WiredGov Newswire (news from other organisations)
CIPD - Sharp employment growth confined to temps as rise in involuntary temporary employment hits women workers
Latest official labour market figures suggest that many of the rising labour shortages may be temporary
The latest labour market statistics show that the underlying state of the UK jobs market continues to look more like the pre-pandemic picture. Employment is up sharply, unemployment is down and vacancies continue to climb above one million - reaching a 20-year high. However, the figures mask a sharp increase in temporary workers, a sharp fall in the number of self-employed and a relatively high economic inactivity rate (36.7%).
Responding to today’s ONS figures, Gerwyn Davies, senior labour market adviser for the CIPD, the professional body for HR and people development comments:
“The latest figures suggest that many of the rising labour shortages may be temporary. Virtually all of the extra jobs that have been created since the onset of the pandemic are for temporary staff (up by 136,000), which represents another five-year high. As a result, involuntary temporary employment remains relatively high (up by 134,000 or 34% since the pandemic). This has adversely affected women, who account for the majority of the increase (up by 82,000 or 41%). This growth in ‘contract working’ is mainly due to an uncertain business environment and the need to fill temporary shortages caused by self-isolation. This may also partly explain why inactivity rates remain relatively high.”

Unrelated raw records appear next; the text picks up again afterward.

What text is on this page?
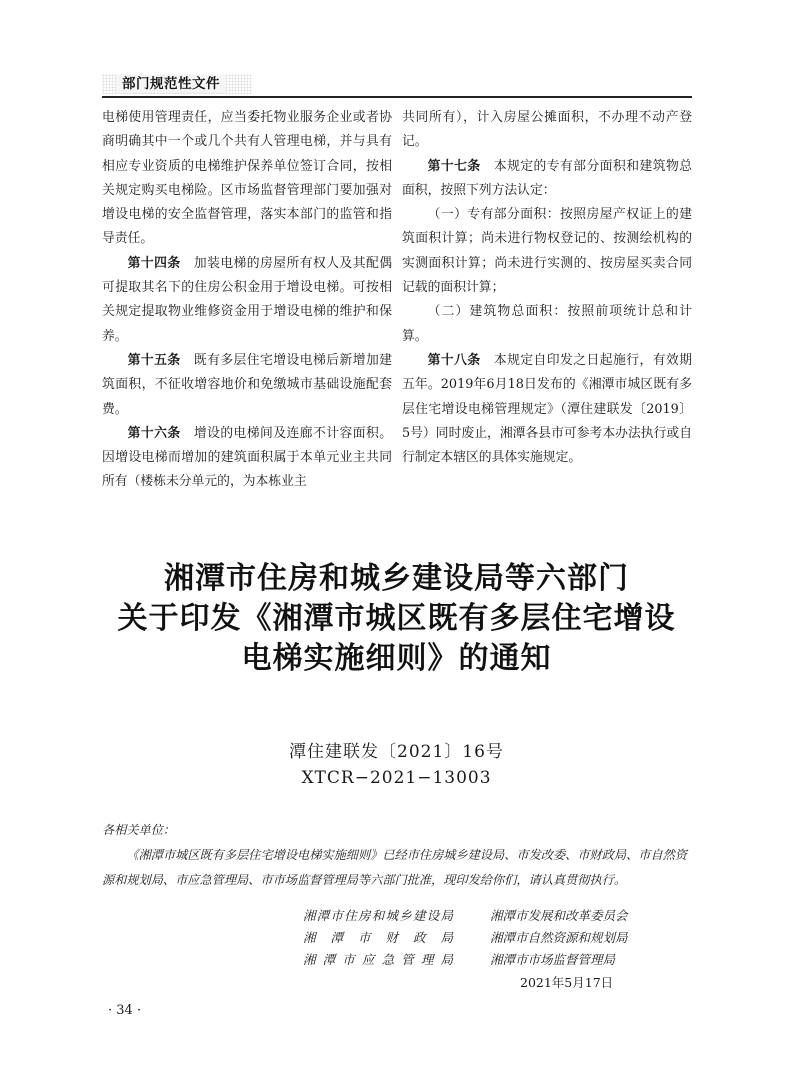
部门规范性文件

电梯使用管理责任，应当委托物业服务企业或者协商明确其中一个或几个共有人管理电梯，并与具有相应专业资质的电梯维护保养单位签订合同，按相关规定购买电梯险。区市场监督管理部门要加强对增设电梯的安全监督管理，落实本部门的监管和指导责任。

第十四条　 加装电梯的房屋所有权人及其配偶可提取其名下的住房公积金用于增设电梯。可按相关规定提取物业维修资金用于增设电梯的维护和保养。

第十五条　 既有多层住宅增设电梯后新增加建筑面积，不征收增容地价和免缴城市基础设施配套费。

第十六条　 增设的电梯间及连廊不计容面积。因增设电梯而增加的建筑面积属于本单元业主共同所有（楼栋未分单元的，为本栋业主

共同所有），计入房屋公摊面积，不办理不动产登记。

第十七条　 本规定的专有部分面积和建筑物总面积，按照下列方法认定：

（一）专有部分面积：按照房屋产权证上的建筑面积计算；尚未进行物权登记的、按测绘机构的实测面积计算；尚未进行实测的、按房屋买卖合同记载的面积计算；

（二）建筑物总面积：按照前项统计总和计算。

第十八条　 本规定自印发之日起施行，有效期五年。2019年6月18日发布的《湘潭市城区既有多层住宅增设电梯管理规定》（潭住建联发〔2019〕5号）同时废止，湘潭各县市可参考本办法执行或自行制定本辖区的具体实施规定。

湘潭市住房和城乡建设局等六部门
关于印发《湘潭市城区既有多层住宅增设
电梯实施细则》的通知
潭住建联发〔2021〕16号
XTCR−2021−13003

各相关单位：

《湘潭市城区既有多层住宅增设电梯实施细则》已经市住房城乡建设局、市发改委、市财政局、市自然资源和规划局、市应急管理局、市市场监督管理局等六部门批准，现印发给你们，请认真贯彻执行。

湘潭市住房和城乡建设局
湘潭市财政局
湘潭市应急管理局
湘潭市发展和改革委员会
湘潭市自然资源和规划局
湘潭市市场监督管理局
2021年5月17日
· 34 ·
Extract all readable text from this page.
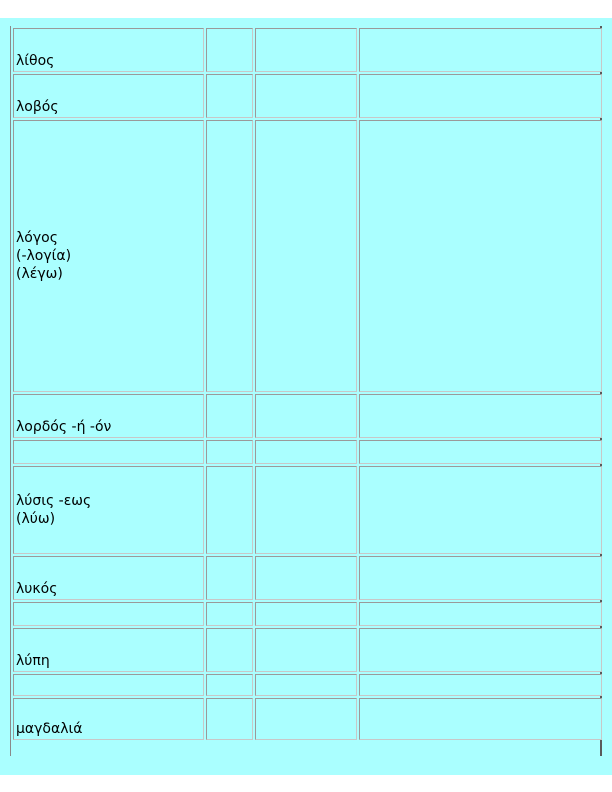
λίθος			

λοβός			

λόγος
(-λογία)
(λέγω)			

λορδός -ή -όν			

λύσις -εως
(λύω)			

λυκός			

λύπη			

μαγδαλιά			
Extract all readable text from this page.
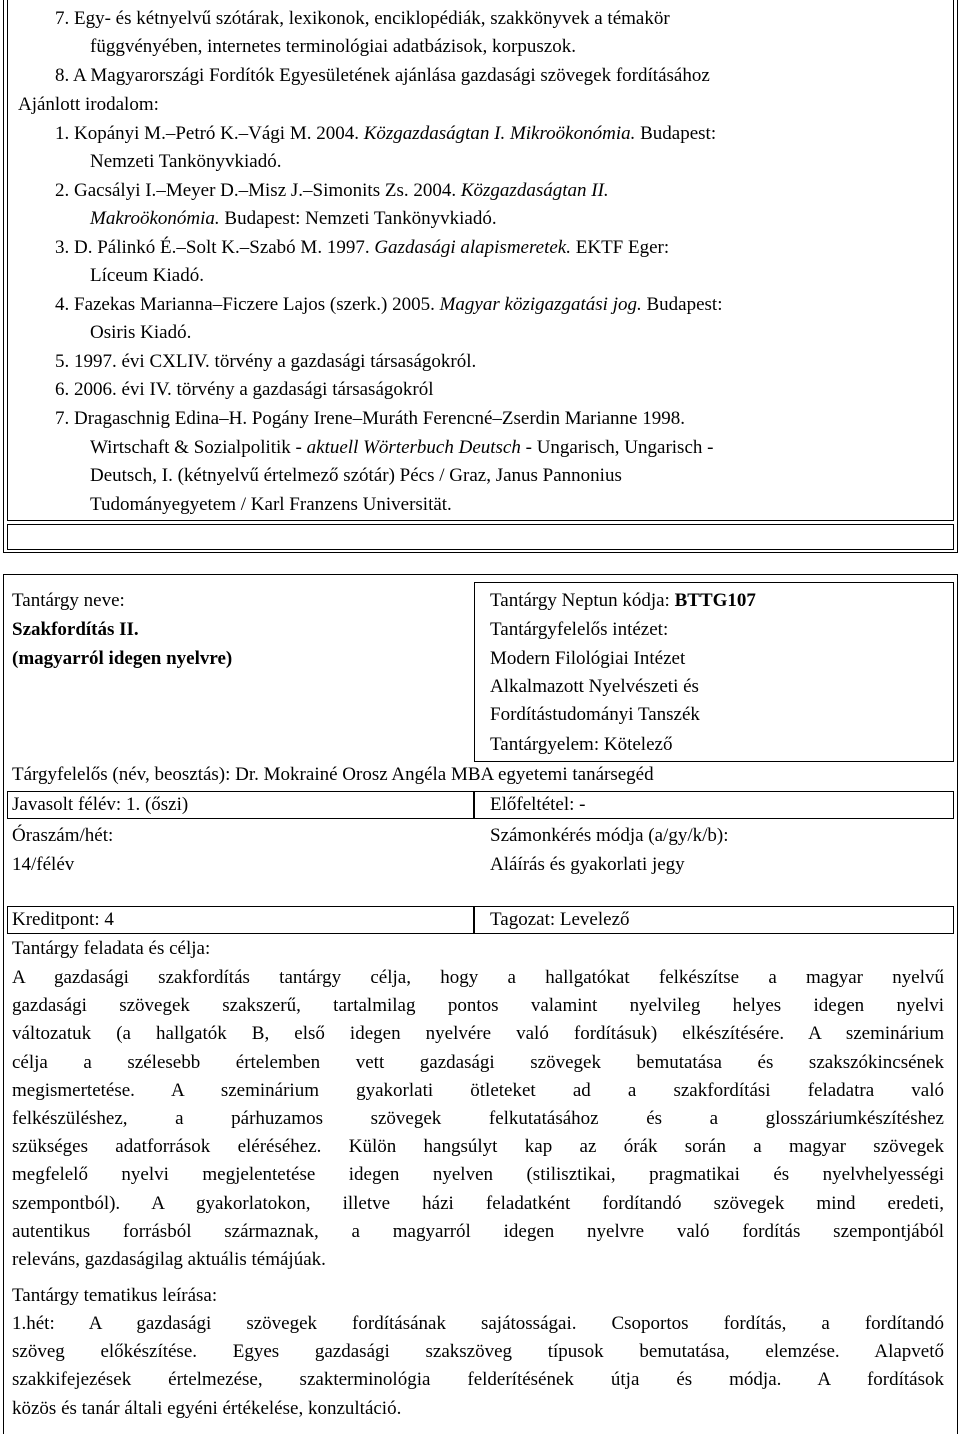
7. Egy- és kétnyelvű szótárak, lexikonok, enciklopédiák, szakkönyvek a témakör
függvényében, internetes terminológiai adatbázisok, korpuszok.
8. A Magyarországi Fordítók Egyesületének ajánlása gazdasági szövegek fordításához
Ajánlott irodalom:
1. Kopányi M.–Petró K.–Vági M. 2004. Közgazdaságtan I. Mikroökonómia. Budapest:
Nemzeti Tankönyvkiadó.
2. Gacsályi I.–Meyer D.–Misz J.–Simonits Zs. 2004. Közgazdaságtan II.
Makroökonómia. Budapest: Nemzeti Tankönyvkiadó.
3. D. Pálinkó É.–Solt K.–Szabó M. 1997. Gazdasági alapismeretek. EKTF Eger:
Líceum Kiadó.
4. Fazekas Marianna–Ficzere Lajos (szerk.) 2005. Magyar közigazgatási jog. Budapest:
Osiris Kiadó.
5. 1997. évi CXLIV. törvény a gazdasági társaságokról.
6. 2006. évi IV. törvény a gazdasági társaságokról
7. Dragaschnig Edina–H. Pogány Irene–Muráth Ferencné–Zserdin Marianne 1998.
Wirtschaft & Sozialpolitik - aktuell Wörterbuch Deutsch - Ungarisch, Ungarisch -
Deutsch, I. (kétnyelvű értelmező szótár) Pécs / Graz, Janus Pannonius
Tudományegyetem / Karl Franzens Universität.
Tantárgy neve:
Szakfordítás II.
(magyarról idegen nyelvre)
Tantárgy Neptun kódja: BTTG107
Tantárgyfelelős intézet:
Modern Filológiai Intézet
Alkalmazott Nyelvészeti és
Fordítástudományi Tanszék
Tantárgyelem: Kötelező
Tárgyfelelős (név, beosztás): Dr. Mokrainé Orosz Angéla MBA egyetemi tanársegéd
Javasolt félév: 1. (őszi)	Előfeltétel: -
Óraszám/hét:
14/félév
Számonkérés módja (a/gy/k/b):
Aláírás és gyakorlati jegy
Kreditpont: 4	Tagozat: Levelező
Tantárgy feladata és célja:
A gazdasági szakfordítás tantárgy célja, hogy a hallgatókat felkészítse a magyar nyelvű
gazdasági szövegek szakszerű, tartalmilag pontos valamint nyelvileg helyes idegen nyelvi
változatuk (a hallgatók B, első idegen nyelvére való fordításuk) elkészítésére. A szeminárium
célja a szélesebb értelemben vett gazdasági szövegek bemutatása és szakszókincsének
megismertetése. A szeminárium gyakorlati ötleteket ad a szakfordítási feladatra való
felkészüléshez, a párhuzamos szövegek felkutatásához és a glosszáriumkészítéshez
szükséges adatforrások eléréséhez. Külön hangsúlyt kap az órák során a magyar szövegek
megfelelő nyelvi megjelentetése idegen nyelven (stilisztikai, pragmatikai és nyelvhelyességi
szempontból). A gyakorlatokon, illetve házi feladatként fordítandó szövegek mind eredeti,
autentikus forrásból származnak, a magyarról idegen nyelvre való fordítás szempontjából
releváns, gazdaságilag aktuális témájúak.
Tantárgy tematikus leírása:
1.hét: A gazdasági szövegek fordításának sajátosságai. Csoportos fordítás, a fordítandó
szöveg előkészítése. Egyes gazdasági szakszöveg típusok bemutatása, elemzése. Alapvető
szakkifejezések értelmezése, szakterminológia felderítésének útja és módja. A fordítások
közös és tanár általi egyéni értékelése, konzultáció.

Davies continues, “While some employers have got better at sourcing labour from the domestic workforce through higher wages and upskilling in some cases, it is also true that more applicants would be attracted to roles if employers also offered better employment conditions. This would ideally include permanent contracts and the possibility of promotion, especially in low-paying sectors, where this is viable.
“The recruitment challenges that employers are facing, paired with job vacancies hitting a 20-year high, highlights the importance of changes to skills policy to help organisations train new recruits if they don’t initially have the right skills. The Apprenticeship Levy should be reformed into a more flexible training levy to support employer investment in skills and engagement with the further education system. The Kickstart scheme should also be extended to the end of 2022.”